Actinium Pharmaceuticals Inc., of New York, reported data from its Iomab-ACT program at the Transplantation and Cellular Therapy meeting in Houston showing that targeting CD45 with an antibody-radiation conjugate (ARC) can achieve potent yet transient lymphodepletion in a safe and effective manner. Those results support advancement of the Iomab-ACT program into human trials to study it as a single-dose, outpatient lymphodepletion regimen prior to administration of CAR T and other adoptive cell therapies, the company said. The ARC underpinning Iomab-ACT is a lower-dose version of Actinium's Iomab-B, which is in a pivotal phase III trial for conditioning prior to a bone marrow transplant.
Anixa Biosciences Inc., of San Jose, Calif., said it extended its collaboration with The Wistar Institute to focus on understanding the role of myeloid-derived suppressor cells in cancer progression and how they can be used in diagnostic and therapeutic applications.

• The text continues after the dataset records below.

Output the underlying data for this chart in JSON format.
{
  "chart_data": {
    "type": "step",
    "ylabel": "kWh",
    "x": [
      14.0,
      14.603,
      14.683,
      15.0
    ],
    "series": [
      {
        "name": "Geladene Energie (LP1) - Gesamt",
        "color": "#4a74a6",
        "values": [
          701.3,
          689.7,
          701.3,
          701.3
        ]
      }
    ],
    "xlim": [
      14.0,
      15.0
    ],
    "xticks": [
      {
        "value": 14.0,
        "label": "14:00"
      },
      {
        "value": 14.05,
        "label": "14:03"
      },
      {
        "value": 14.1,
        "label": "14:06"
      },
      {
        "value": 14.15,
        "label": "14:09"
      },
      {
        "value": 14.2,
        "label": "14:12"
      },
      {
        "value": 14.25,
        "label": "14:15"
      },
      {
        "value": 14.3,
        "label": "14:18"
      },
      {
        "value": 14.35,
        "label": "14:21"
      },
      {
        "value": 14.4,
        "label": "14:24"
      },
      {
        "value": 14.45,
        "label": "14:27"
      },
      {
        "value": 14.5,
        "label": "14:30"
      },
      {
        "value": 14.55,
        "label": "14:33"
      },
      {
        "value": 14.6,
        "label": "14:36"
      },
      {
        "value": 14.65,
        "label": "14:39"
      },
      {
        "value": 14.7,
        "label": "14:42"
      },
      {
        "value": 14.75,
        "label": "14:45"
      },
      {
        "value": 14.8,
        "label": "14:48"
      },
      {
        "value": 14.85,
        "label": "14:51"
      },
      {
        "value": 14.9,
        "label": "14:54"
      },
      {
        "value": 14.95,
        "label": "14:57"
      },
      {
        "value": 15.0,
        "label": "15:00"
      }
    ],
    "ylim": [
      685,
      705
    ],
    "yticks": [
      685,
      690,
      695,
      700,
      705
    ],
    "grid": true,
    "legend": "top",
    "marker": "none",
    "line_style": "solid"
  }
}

Knight Therapeutics Inc., of Montreal, entered a secure loan and exclusive license agreement with Triumvira Immunologics Inc., of Hamilton, Ontario, for a $5 million loan, with a term of one year, that will enable Triumvira to accelerate activities to bring its lead program into the clinic. In addition, Triumvira will grant Knight an exclusive license to commercialize Triumvira's future approved products for Canada, Israel, Mexico, Colombia and for TAC01-CD19 for Israel, Mexico, Brazil and Colombia. Triumvira is developing its T-cell Antigen Coupler, or TAC, technology, designed to recruit the entire natural T-cell receptor while being independent of the major histocompatibility complex.
Landos Biopharma Inc., of Blacksburg, Va., said findings published in the Journal of Immunology elucidate the regulatory arm of the mechanism of action for BT-11, a candidate targeting Crohn's disease and ulcerative colitis. Results showed BT-11 enhances CD25/STAT5 signaling to support the stable differentiation of regulatory CD4-positive T cells with greater suppressive functionality that are resistant to effector-biased phenotypic plasticity, thereby contributing to a faster mucosal healing. When tested in an in vivo, chronic model, the immune effects were retained after discontinuation of treatment as measured by cellular composition and reduction in histological lesions, indicating lasting immunological tolerance. BT-11-treated regulatory T cells (Tregs) also retained greater suppressive effects in the absence of IL-10 due to enhanced contact-mediated suppression in line with the observed natural Treg phenotype in vivo. BT-11, a gut-restricted drug targeting the LANCL2 pathway, is expected to begin phase II testing this year.
Magenta Therapeutics Inc., of Cambridge, Mass., presented data at the Transplant and Cellular Therapy meeting in Houston, showing that a single injection of MGTA-145, its candidate for stem cell mobilization, used in combination with plerixafor, mobilized two to three times more stem cells in a preclinical model than a multiday regimen of G-CSF and allowed same-day mobilization and collection. High doses of stem cells mobilized with the MGTA-145 combination led to rapid engraftment after autologous transplant in nonhuman primates.
Morphic Therapeutic Inc., of Waltham, Mass., said it entered a research and development collaboration with Janssen Biotech Inc., a unit of New Brunswick, N.J.-based Johnson & Johnson, to discover and develop integrin therapeutics for patients with conditions not adequately addressed by current therapies. Johnson & Johnson Innovation LLC facilitated the transaction. The collaboration focuses on several undisclosed integrin targets and will explore both inhibitors and activators of integrin function. Under the terms, Morphic will receive an undisclosed up-front payment and is eligible for multiple preclinical development, clinical and commercial milestone payments totaling more than $725 million if such milestones are achieved. Morphic will also receive royalties on worldwide net sales for any products resulting from the collaboration. (See BioWorld, Sept. 26, 2018.)
Neurovive Pharmaceutical AB, of Lund, Sweden, said it entered an exclusive agreement to license and supply two of its first generation of succinate/malonate prodrugs as research tool compounds to Oroboros Instruments, a global supplier of mitochondrial research technologies. Depending on bulk quantities supplied, the agreement has the potential to generate revenue to Neurovive in the range of €10,000 to €50,000 (US$11,340 to US$56,702) per annum.
Ohr Pharmaceutical Inc., of New York, said it received notice from Nasdaq indicating that it had regained compliance with the minimum bid price requirement for continued listing.
Valitacell Ltd., of Dublin, and Solentim, a company working in cell line development instrumentation, agreed to collaborate to enable earlier identification of biological candidates and to accelerate development of breakthrough medicines. The deal combines Valitacell's analytical profiling technologies and data-driven/machine learning approach with Solentim's image-driven liquid handing and cell measurement technology. Financial terms were not disclosed.